Hobbs, your theory about Walt's age "catching up" with the real world after leaving the island is sharp. I'm glad the writers found a way to explain Malcolm David Kelley's growth within the world of the show, and your idea seems to fit in well.

hanso • Feb 16, 2008, 09:02am •
Hobbs - Lindelof & Cuse have always said they had always planned for Walt's growth and there had been hints that time wasn't the same in the island vs. the real world. You got Richard Alpert (the Immortal) and when they were brainwashing Karl in Room 23 if you remember the following messege popped up "Only fools are trapped in time & space"., well something along those lines anyway, i don't really remember. Also, I think one of the many books that Sawyer reads had to do with the time concept.

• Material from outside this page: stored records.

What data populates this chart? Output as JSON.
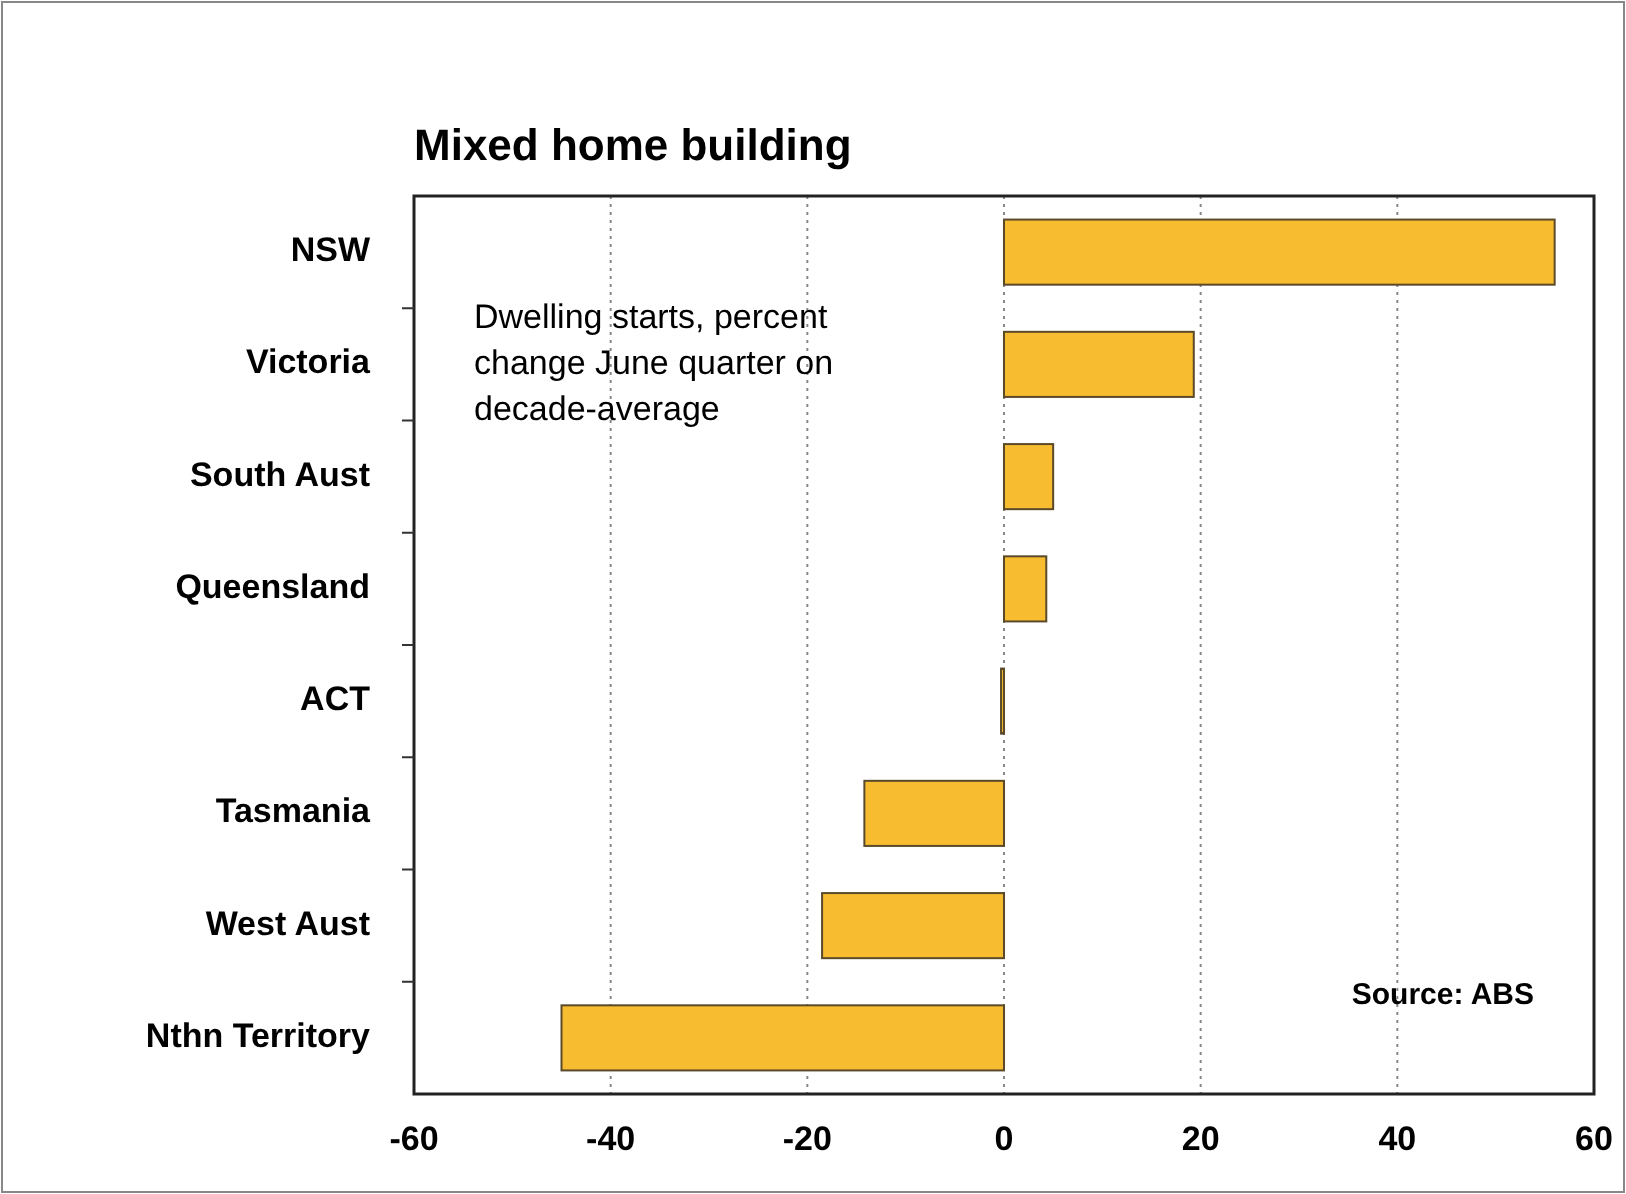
{
  "chart_data": {
    "type": "bar",
    "orientation": "horizontal",
    "title": "Mixed home building",
    "categories": [
      "NSW",
      "Victoria",
      "South Aust",
      "Queensland",
      "ACT",
      "Tasmania",
      "West Aust",
      "Nthn Territory"
    ],
    "values": [
      56,
      19.3,
      5,
      4.3,
      -0.3,
      -14.2,
      -18.5,
      -45
    ],
    "color": "#f7bc2f",
    "xlim": [
      -60,
      60
    ],
    "xticks": [
      -60,
      -40,
      -20,
      0,
      20,
      40,
      60
    ],
    "grid": "x",
    "annotations": [
      "Dwelling starts, percent\nchange June quarter on\ndecade-average",
      "Source: ABS"
    ]
  }
}
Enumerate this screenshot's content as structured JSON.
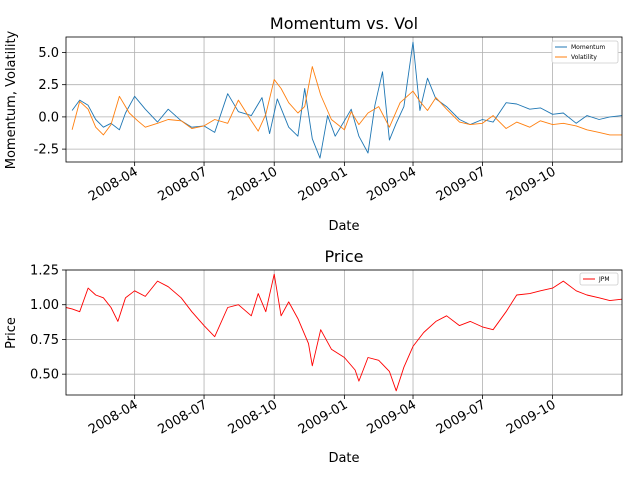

Anyone else noticed the 31 minute difference is the sum of two of the numbers, 8 & 23, and 15 & 16.

VerbalKent • Feb 16, 2008, 09:33pm •
Do the letter grades in these reviews ever actually mean anything? This is practically a rave review (and justifiably so), but then the episode gets a B?

ponyboy76 • Feb 17, 2008, 08:40am •
That was one great episode. Lost is totally back firing on all cylinders. That experiment with the rocket was pretty crazy. I wonder if the 31 minute time differential gets longer the farther away you are from the island? Time obviously doesn`t work the same way on the island. Ben is one devious little bastard.